At least one statement that Henry makes is demonstrably untrue. He says his sister “never uttered either a hasty, a silly, or a severe expression”. Considering his use of “never” here, this just one example can poke a hole in his claim. Needless to say, there are dozens of examples of things she uttered in her letters and writings that might be judged hasty, silly, or severe.

In a private letter to her sister, Cassandra, Jane included a piece of unfortunate neighborhood news. Jane reports that “Mrs. Hall of Sherbourn was brought to bed yesterday of a dead child, some weeks before she expected, oweing to a fright.”
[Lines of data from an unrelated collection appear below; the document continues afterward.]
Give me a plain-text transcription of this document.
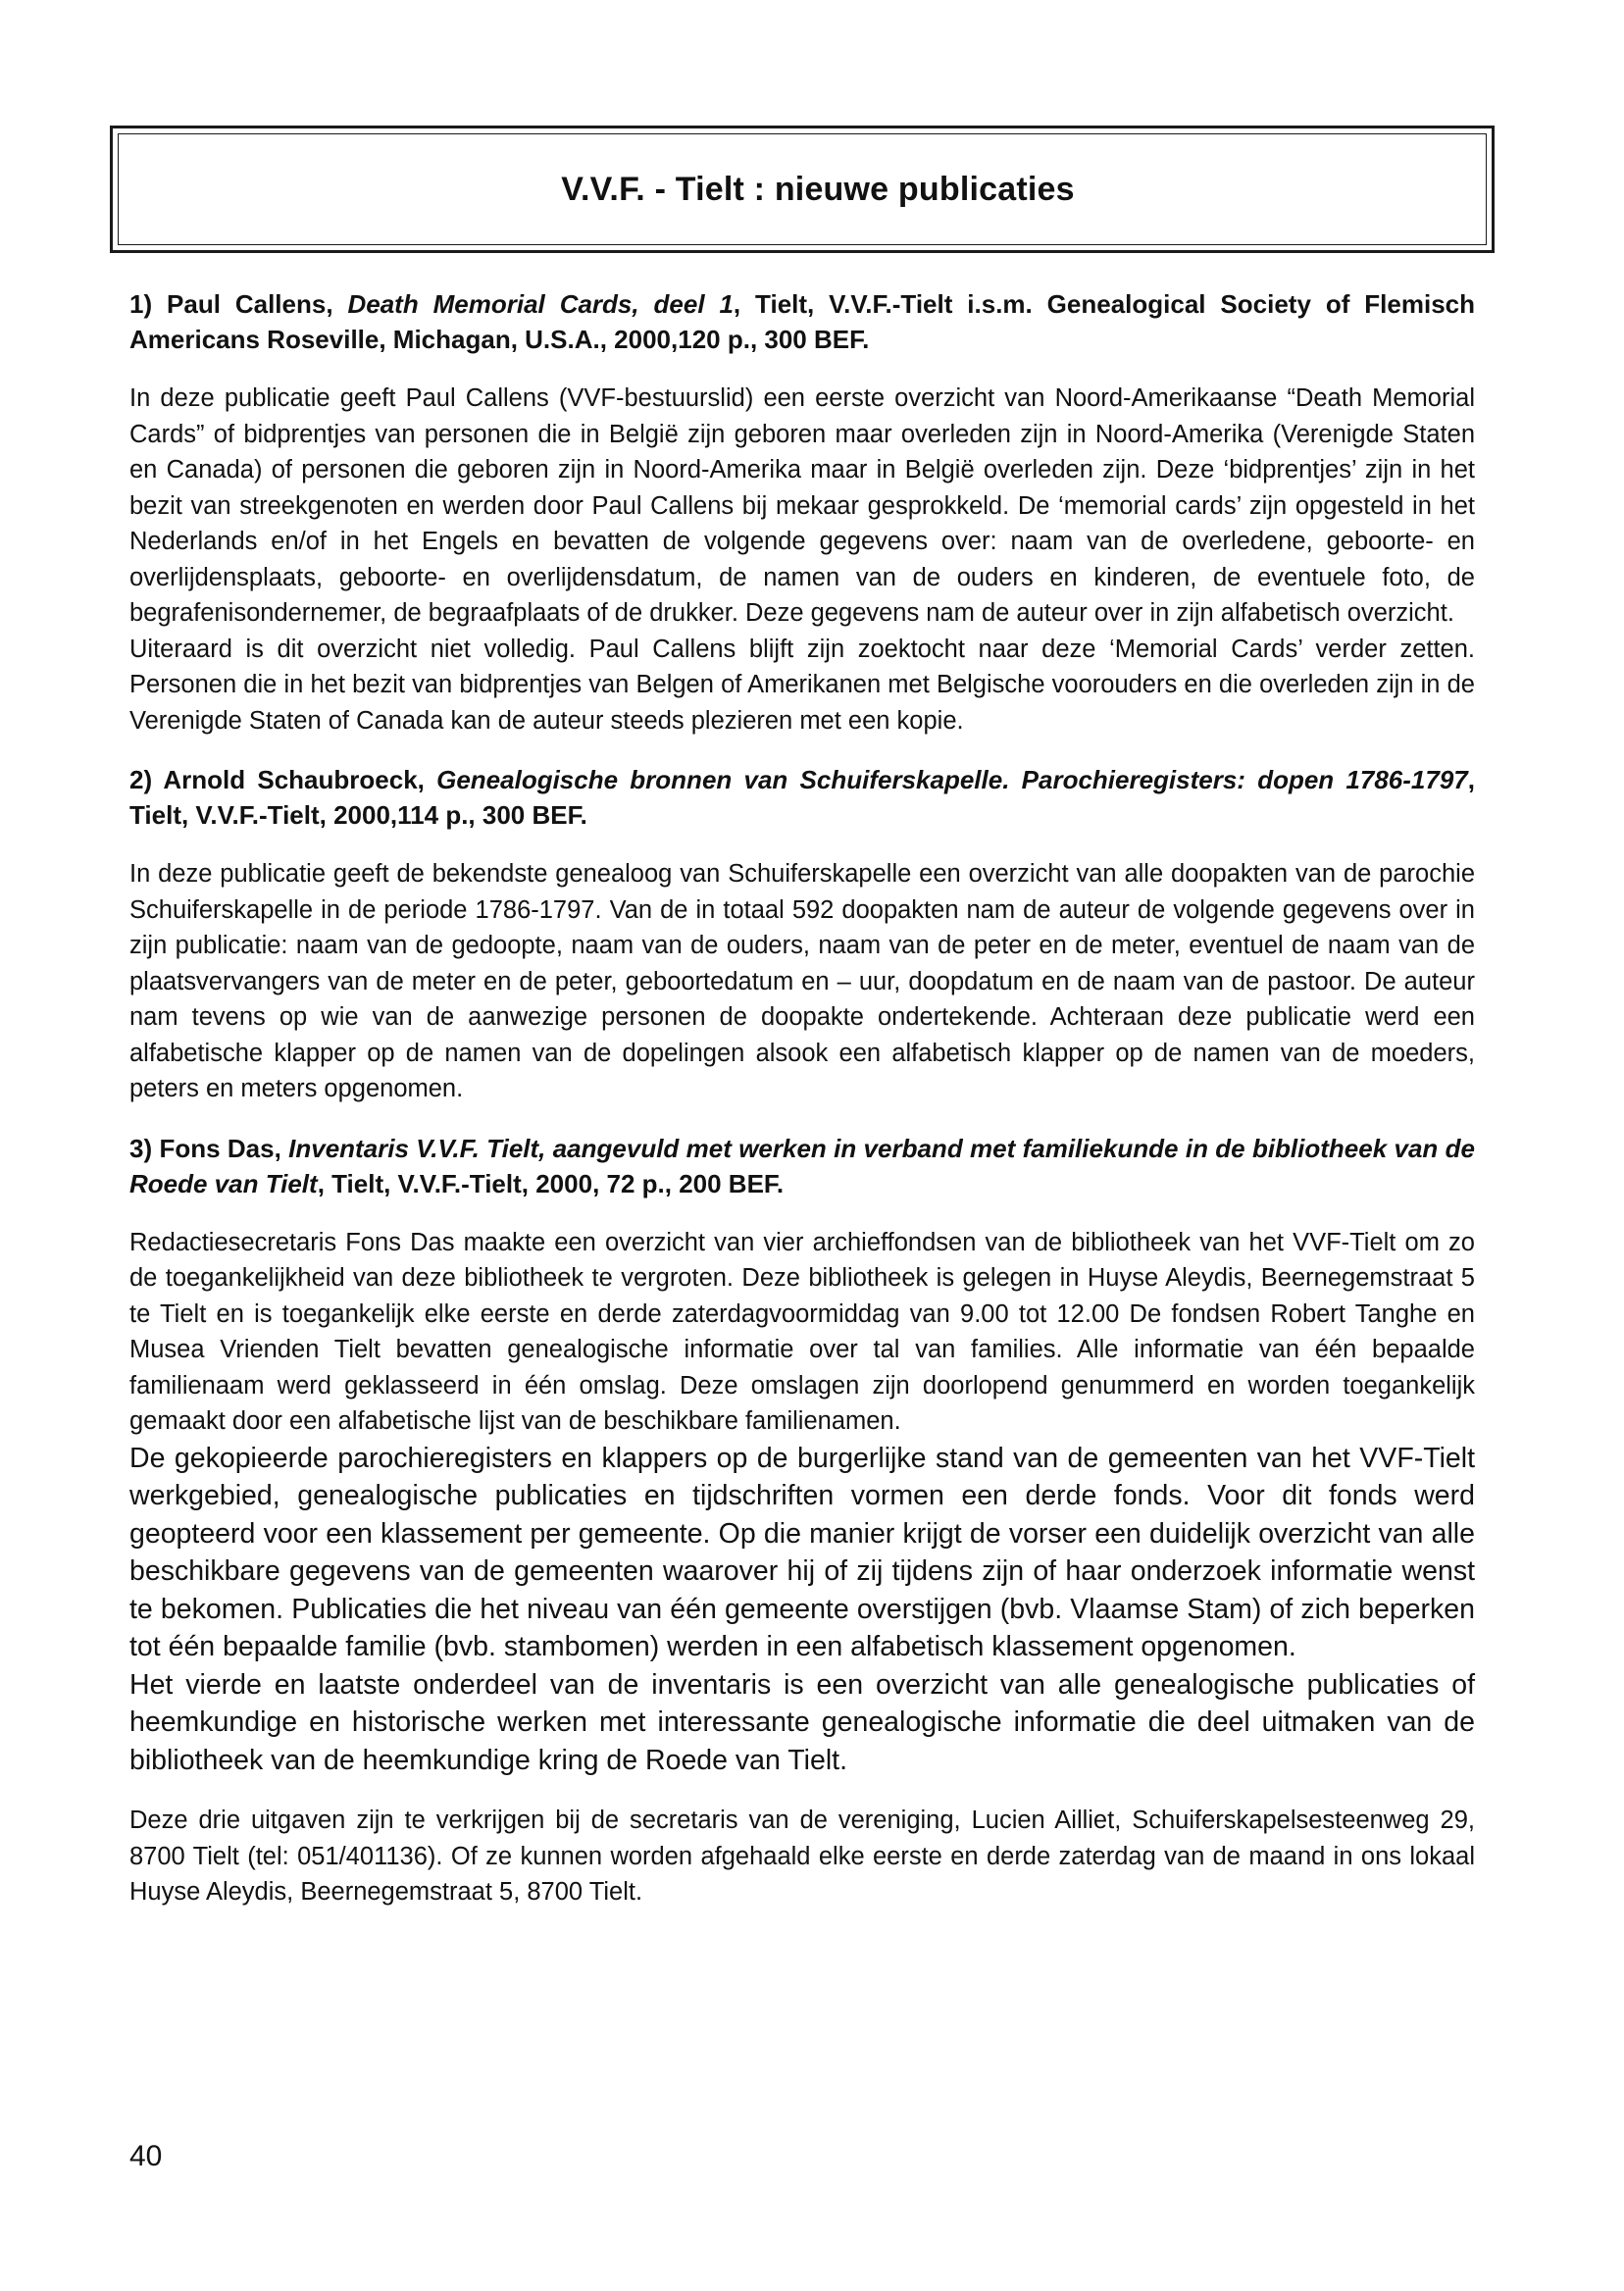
V.V.F. - Tielt : nieuwe publicaties

1) Paul Callens, Death Memorial Cards, deel 1, Tielt, V.V.F.-Tielt i.s.m. Genealogical Society of Flemisch Americans Roseville, Michagan, U.S.A., 2000,120 p., 300 BEF.

In deze publicatie geeft Paul Callens (VVF-bestuurslid) een eerste overzicht van Noord-Amerikaanse “Death Memorial Cards” of bidprentjes van personen die in België zijn geboren maar overleden zijn in Noord-Amerika (Verenigde Staten en Canada) of personen die geboren zijn in Noord-Amerika maar in België overleden zijn. Deze ‘bidprentjes’ zijn in het bezit van streekgenoten en werden door Paul Callens bij mekaar gesprokkeld. De ‘memorial cards’ zijn opgesteld in het Nederlands en/of in het Engels en bevatten de volgende gegevens over: naam van de overledene, geboorte- en overlijdensplaats, geboorte- en overlijdensdatum, de namen van de ouders en kinderen, de eventuele foto, de begrafenisondernemer, de begraafplaats of de drukker. Deze gegevens nam de auteur over in zijn alfabetisch overzicht.

Uiteraard is dit overzicht niet volledig. Paul Callens blijft zijn zoektocht naar deze ‘Memorial Cards’ verder zetten. Personen die in het bezit van bidprentjes van Belgen of Amerikanen met Belgische voorouders en die overleden zijn in de Verenigde Staten of Canada kan de auteur steeds plezieren met een kopie.

2) Arnold Schaubroeck, Genealogische bronnen van Schuiferskapelle. Parochieregisters: dopen 1786-1797, Tielt, V.V.F.-Tielt, 2000,114 p., 300 BEF.

In deze publicatie geeft de bekendste genealoog van Schuiferskapelle een overzicht van alle doopakten van de parochie Schuiferskapelle in de periode 1786-1797. Van de in totaal 592 doopakten nam de auteur de volgende gegevens over in zijn publicatie: naam van de gedoopte, naam van de ouders, naam van de peter en de meter, eventuel de naam van de plaatsvervangers van de meter en de peter, geboortedatum en – uur, doopdatum en de naam van de pastoor. De auteur nam tevens op wie van de aanwezige personen de doopakte ondertekende. Achteraan deze publicatie werd een alfabetische klapper op de namen van de dopelingen alsook een alfabetisch klapper op de namen van de moeders, peters en meters opgenomen.

3) Fons Das, Inventaris V.V.F. Tielt, aangevuld met werken in verband met familiekunde in de bibliotheek van de Roede van Tielt, Tielt, V.V.F.-Tielt, 2000, 72 p., 200 BEF.

Redactiesecretaris Fons Das maakte een overzicht van vier archieffondsen van de bibliotheek van het VVF-Tielt om zo de toegankelijkheid van deze bibliotheek te vergroten. Deze bibliotheek is gelegen in Huyse Aleydis, Beernegemstraat 5 te Tielt en is toegankelijk elke eerste en derde zaterdagvoormiddag van 9.00 tot 12.00 De fondsen Robert Tanghe en Musea Vrienden Tielt bevatten genealogische informatie over tal van families. Alle informatie van één bepaalde familienaam werd geklasseerd in één omslag. Deze omslagen zijn doorlopend genummerd en worden toegankelijk gemaakt door een alfabetische lijst van de beschikbare familienamen.

De gekopieerde parochieregisters en klappers op de burgerlijke stand van de gemeenten van het VVF-Tielt werkgebied, genealogische publicaties en tijdschriften vormen een derde fonds. Voor dit fonds werd geopteerd voor een klassement per gemeente. Op die manier krijgt de vorser een duidelijk overzicht van alle beschikbare gegevens van de gemeenten waarover hij of zij tijdens zijn of haar onderzoek informatie wenst te bekomen. Publicaties die het niveau van één gemeente overstijgen (bvb. Vlaamse Stam) of zich beperken tot één bepaalde familie (bvb. stambomen) werden in een alfabetisch klassement opgenomen.

Het vierde en laatste onderdeel van de inventaris is een overzicht van alle genealogische publicaties of heemkundige en historische werken met interessante genealogische informatie die deel uitmaken van de bibliotheek van de heemkundige kring de Roede van Tielt.

Deze drie uitgaven zijn te verkrijgen bij de secretaris van de vereniging, Lucien Ailliet, Schuiferskapelsesteenweg 29, 8700 Tielt (tel: 051/401136). Of ze kunnen worden afgehaald elke eerste en derde zaterdag van de maand in ons lokaal Huyse Aleydis, Beernegemstraat 5, 8700 Tielt.

40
Then she added a line of cruel comedy to explain both the stillbirth and the fright. “I suppose,” Jane writes, Mrs. Hall “happened unawares to look at her husband.” This may be an instance of all three of the flaws that Henry Austen disavows as part of the character of his sister, Jane—hasty, silly, and severe.

Henry Advocating for Jane’s Piety

Henry preferred to shine a light on things other than his sister’s satirical wit. He emphasizes her being attractive, pleasant, and well read. But this is not his highest value of her either. As he concludes, “One trait only remains to be touched on. It makes all others unimportant. She was thoroughly religious and devout.”

Henry ends by telling his readers that his sister’s “opinions accorded strictly with those of our Established Church”. Again, this may well have been true. But it’s an interesting choice for describing what the world now thinks of as one of its greatest novelists in English and a master of comedy, irony, and social criticism!

An Attempt to Deflect Criticism?

For most of us, “devout” isn’t the first word that comes to mind when describing the main features of Jane Austen’s fiction. We don’t usually associate devotion with the comic, the ironic, or the critical. Could Henry here be trying to head off any criticisms of Austen’s depictions of defective clergymen, for her sake or his own? It’s a telling final line for a novelist’s biographical notice.

After Northanger Abbey and Persuasion were published, with Henry’s biographical notice prefixed to them, a few reviews came out lamenting Austen’s death and lauding her fiction. A notable, positive one was published by the theologian Richard Whately, later Archbishop Whately, in 1821, so perhaps Henry’s groundwork in advocating for Austen’s Christian principles was successful. Whately declares that “Miss Austen’s work may be safely recommended”. The keyword here seems to be safe.

It remains a challenge to settle these longstanding arguments about who she really was or what her works ought to mean. But one thing these continuing disagreements and investigations do prove definitively is that her afterlife has become as complex and compelling as her novels.

Common Questions about the Tribute to Jane Austen by Her Brother

Q: When was the Biographical Notice of the Author published?

The Biographical Notice of the Author was written in late 1817. When Henry Austen revisited it in 1833, it was retitled as Memoir of Miss Austen.

Q: How does Henry portray Jane Austen in his notice?

Henry portrays his sister Jane Austen as a harmless, lovable spinster who deliberately didn’t seek fame. He asks us to view her as feminine, humble, and proper girl who “was thoroughly religious and devout.”

Q: Are Henry Austen’s claims about Jane authentic?

The claims that Henry makes about Jane Austen in his notice are debatable. It is uncertain if his portrayal of Jane was true to facts or if they were an attempt to deflect criticism coming their way.